Genre: Drama, Lovestory, Krieg
Frankreich im Jahr 1563. Der Protestantismus calvinistischer Prägung ist in Frankreich angekommen. Doch die katholische Reaktion lässt nicht lange auf sich warten und so wird die geringe, aber stetig wachsende, protestantische Bevölkerung in der französischen Gesellschaft unterdrückt. Die Hugenotten insbesondere im Süden Frankreichs und im kleinen Königreich Navarra nahe Spanien, leisten jedoch Widerstand. Katharina de Medici, die eigentliche Herrscherin Frankreichs, will dem entgegentreten. Ihre beiden Söhne Karl IX. und D’Anjou zeigen in diesem Kampf Schwäche und Henri, der junge Prinz von Navarra, vitale Stärke. Katharina de Medici muss nachgeben und macht Henri ein Friedensangebot, welches er, des Kampfes müde, annimmt. Zu diesem Frieden gehört auch, dass Henri Margot, die Tochter der Medicis, in Paris heiratet. Doch schon während der Hochzeitsfeierlichkeiten schlagen die Katholiken zu: Sie richten unter den angereisten protestantischen Hochzeitsgästen ein Blutbad an.
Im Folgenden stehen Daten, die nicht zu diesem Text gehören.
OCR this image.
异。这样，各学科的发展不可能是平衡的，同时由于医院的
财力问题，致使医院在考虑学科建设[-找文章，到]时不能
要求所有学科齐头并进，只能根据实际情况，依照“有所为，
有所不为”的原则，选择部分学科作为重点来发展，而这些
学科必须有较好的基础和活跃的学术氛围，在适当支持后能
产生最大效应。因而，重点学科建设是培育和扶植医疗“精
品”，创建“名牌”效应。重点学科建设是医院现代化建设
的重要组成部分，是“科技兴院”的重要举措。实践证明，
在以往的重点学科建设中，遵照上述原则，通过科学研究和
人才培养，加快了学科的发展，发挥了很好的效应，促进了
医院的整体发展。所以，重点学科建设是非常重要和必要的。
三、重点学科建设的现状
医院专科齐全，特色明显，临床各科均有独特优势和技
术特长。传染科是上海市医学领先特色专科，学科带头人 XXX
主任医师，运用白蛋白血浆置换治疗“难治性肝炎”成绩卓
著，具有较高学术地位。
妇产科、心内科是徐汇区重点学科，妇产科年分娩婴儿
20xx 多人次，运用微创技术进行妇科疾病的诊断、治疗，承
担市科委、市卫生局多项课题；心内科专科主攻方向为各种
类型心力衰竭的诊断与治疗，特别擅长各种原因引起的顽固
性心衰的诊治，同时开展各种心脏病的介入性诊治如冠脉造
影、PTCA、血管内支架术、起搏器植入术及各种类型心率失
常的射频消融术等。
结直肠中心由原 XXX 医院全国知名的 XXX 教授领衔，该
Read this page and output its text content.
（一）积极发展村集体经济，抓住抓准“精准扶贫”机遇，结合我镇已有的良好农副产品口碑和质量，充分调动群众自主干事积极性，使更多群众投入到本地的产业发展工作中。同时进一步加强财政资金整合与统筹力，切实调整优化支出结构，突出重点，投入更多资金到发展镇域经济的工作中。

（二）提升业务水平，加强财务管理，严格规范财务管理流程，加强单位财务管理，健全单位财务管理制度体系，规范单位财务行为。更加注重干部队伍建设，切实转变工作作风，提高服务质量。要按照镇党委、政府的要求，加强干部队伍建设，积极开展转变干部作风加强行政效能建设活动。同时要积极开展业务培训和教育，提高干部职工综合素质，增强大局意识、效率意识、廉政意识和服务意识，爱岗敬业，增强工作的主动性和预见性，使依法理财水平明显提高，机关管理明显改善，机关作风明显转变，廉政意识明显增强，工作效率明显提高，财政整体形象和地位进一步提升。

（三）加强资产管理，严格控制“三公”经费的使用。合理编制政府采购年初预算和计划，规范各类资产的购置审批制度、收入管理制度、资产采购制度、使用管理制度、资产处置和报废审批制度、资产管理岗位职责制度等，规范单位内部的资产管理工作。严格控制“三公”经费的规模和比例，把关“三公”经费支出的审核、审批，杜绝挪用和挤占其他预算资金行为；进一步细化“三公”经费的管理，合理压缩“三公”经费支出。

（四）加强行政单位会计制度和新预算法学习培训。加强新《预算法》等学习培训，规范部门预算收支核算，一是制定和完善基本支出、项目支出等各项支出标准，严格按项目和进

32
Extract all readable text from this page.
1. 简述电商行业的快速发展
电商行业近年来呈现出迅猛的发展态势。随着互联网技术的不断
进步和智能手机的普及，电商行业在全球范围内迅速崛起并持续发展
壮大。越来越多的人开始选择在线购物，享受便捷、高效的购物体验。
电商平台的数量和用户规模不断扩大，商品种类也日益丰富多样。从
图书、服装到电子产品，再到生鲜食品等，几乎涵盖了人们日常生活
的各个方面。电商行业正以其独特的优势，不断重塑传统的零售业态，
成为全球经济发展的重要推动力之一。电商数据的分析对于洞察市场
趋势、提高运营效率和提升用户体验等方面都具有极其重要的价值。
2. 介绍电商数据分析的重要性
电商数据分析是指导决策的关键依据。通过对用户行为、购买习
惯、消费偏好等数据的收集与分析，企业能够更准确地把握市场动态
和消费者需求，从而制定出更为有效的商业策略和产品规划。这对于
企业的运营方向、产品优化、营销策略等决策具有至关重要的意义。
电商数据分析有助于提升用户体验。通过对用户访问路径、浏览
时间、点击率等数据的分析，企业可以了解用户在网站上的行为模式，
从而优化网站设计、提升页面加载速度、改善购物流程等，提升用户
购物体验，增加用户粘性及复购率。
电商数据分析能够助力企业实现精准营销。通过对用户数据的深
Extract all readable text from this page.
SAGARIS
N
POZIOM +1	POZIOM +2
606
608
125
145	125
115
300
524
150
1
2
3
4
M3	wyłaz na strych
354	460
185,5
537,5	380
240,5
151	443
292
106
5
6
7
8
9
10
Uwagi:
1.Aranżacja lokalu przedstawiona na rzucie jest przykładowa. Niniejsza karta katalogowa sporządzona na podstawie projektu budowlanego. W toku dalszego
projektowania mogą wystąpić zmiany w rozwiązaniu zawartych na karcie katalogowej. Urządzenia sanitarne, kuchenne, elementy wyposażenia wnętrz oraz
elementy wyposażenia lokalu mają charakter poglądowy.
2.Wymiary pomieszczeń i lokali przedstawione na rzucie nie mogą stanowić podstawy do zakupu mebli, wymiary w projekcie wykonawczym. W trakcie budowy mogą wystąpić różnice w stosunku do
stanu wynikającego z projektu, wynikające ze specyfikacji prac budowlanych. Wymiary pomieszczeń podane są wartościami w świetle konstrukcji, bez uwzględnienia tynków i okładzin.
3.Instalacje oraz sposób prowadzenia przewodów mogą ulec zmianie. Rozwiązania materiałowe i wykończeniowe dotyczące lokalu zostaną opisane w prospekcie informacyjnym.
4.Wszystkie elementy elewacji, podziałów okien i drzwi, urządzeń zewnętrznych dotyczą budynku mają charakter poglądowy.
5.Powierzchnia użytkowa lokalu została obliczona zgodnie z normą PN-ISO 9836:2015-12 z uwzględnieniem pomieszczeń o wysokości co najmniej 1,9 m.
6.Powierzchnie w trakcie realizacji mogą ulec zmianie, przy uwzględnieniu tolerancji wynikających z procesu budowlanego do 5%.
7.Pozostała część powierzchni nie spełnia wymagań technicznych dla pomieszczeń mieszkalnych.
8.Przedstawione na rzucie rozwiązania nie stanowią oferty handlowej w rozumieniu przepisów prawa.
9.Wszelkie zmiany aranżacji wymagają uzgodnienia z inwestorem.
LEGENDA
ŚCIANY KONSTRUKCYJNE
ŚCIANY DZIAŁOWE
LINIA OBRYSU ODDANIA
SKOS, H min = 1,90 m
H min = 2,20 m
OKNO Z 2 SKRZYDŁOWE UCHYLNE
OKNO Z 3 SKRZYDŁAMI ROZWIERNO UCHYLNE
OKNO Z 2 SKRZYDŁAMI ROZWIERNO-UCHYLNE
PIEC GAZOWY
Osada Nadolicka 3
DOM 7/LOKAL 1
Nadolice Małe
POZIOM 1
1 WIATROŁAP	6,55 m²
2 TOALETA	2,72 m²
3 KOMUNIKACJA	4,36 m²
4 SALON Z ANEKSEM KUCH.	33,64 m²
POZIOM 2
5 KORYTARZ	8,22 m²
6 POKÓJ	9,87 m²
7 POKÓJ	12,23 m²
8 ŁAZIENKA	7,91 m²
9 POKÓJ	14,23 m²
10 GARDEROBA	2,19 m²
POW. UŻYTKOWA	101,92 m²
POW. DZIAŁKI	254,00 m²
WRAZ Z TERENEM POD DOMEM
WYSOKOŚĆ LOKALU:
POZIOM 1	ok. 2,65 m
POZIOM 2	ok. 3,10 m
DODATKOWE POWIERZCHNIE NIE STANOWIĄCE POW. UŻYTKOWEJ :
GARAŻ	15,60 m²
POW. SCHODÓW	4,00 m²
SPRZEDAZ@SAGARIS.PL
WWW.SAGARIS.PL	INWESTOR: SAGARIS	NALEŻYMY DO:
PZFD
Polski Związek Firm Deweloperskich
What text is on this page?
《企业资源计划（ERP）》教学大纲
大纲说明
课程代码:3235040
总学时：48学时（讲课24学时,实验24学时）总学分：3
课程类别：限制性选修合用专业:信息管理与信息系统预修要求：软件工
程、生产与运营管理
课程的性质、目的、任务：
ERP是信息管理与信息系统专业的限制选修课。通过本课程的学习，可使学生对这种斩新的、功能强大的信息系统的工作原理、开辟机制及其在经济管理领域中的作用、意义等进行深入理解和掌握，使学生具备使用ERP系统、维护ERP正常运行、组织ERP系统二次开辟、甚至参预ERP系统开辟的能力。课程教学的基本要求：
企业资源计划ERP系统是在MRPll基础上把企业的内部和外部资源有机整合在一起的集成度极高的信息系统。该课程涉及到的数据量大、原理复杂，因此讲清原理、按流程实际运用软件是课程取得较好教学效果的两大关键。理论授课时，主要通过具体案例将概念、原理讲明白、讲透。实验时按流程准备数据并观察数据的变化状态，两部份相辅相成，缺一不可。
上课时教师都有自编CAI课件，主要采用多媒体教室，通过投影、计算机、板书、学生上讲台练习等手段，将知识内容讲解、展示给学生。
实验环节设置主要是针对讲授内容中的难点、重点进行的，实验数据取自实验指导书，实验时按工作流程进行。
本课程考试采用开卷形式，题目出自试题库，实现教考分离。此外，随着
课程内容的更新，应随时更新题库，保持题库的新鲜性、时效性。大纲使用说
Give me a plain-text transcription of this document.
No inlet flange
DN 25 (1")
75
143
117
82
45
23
Ungefähr 30.000 Hugenotten sterben in dieser Bartholomäusnacht.
Deutschland 2010
Regie: Jo Baier
Drehbuch: Jo Baier, Heinrich Mann (Roman)
Produktion: Regina Ziegler, Hartmut Köhler
Musik: Henry Jackman, Hans Zimmer
Kamera: Gernot Roll
Julien Boisselier: Henri IV.
Joachim Król: Agrippa
Andreas Schmidt: Du Bartas
Roger Casamajor: Rosny
Armelle Deutsch: Margot
Chloé Stefani: Gabrielle
Fazit:
Faszienierende und berührende Verfilmung über einen der bekanntesten französichen Könige, die – wenn auch geschichtlch nicht ganz korrekt – auf der Leinwand perfekt umgesetzt wurde. Der Film ist zudem auch wieder ein gutes Beispiel dafür, dass Historienproduktionen aus deutschen Landen in den meisten Fällen gut gelingen. Wer auf düsteres und dramatisches Mittelalterkino steht, ist mit diesem Film gut beraten, denn „Henri IV.“ ist ein wirklich beeindruckendes und bildgewaltiges Epos, dass auch solchen Filmen wie „Die Bartholomäus-Nacht“ in Nichts nachsteht.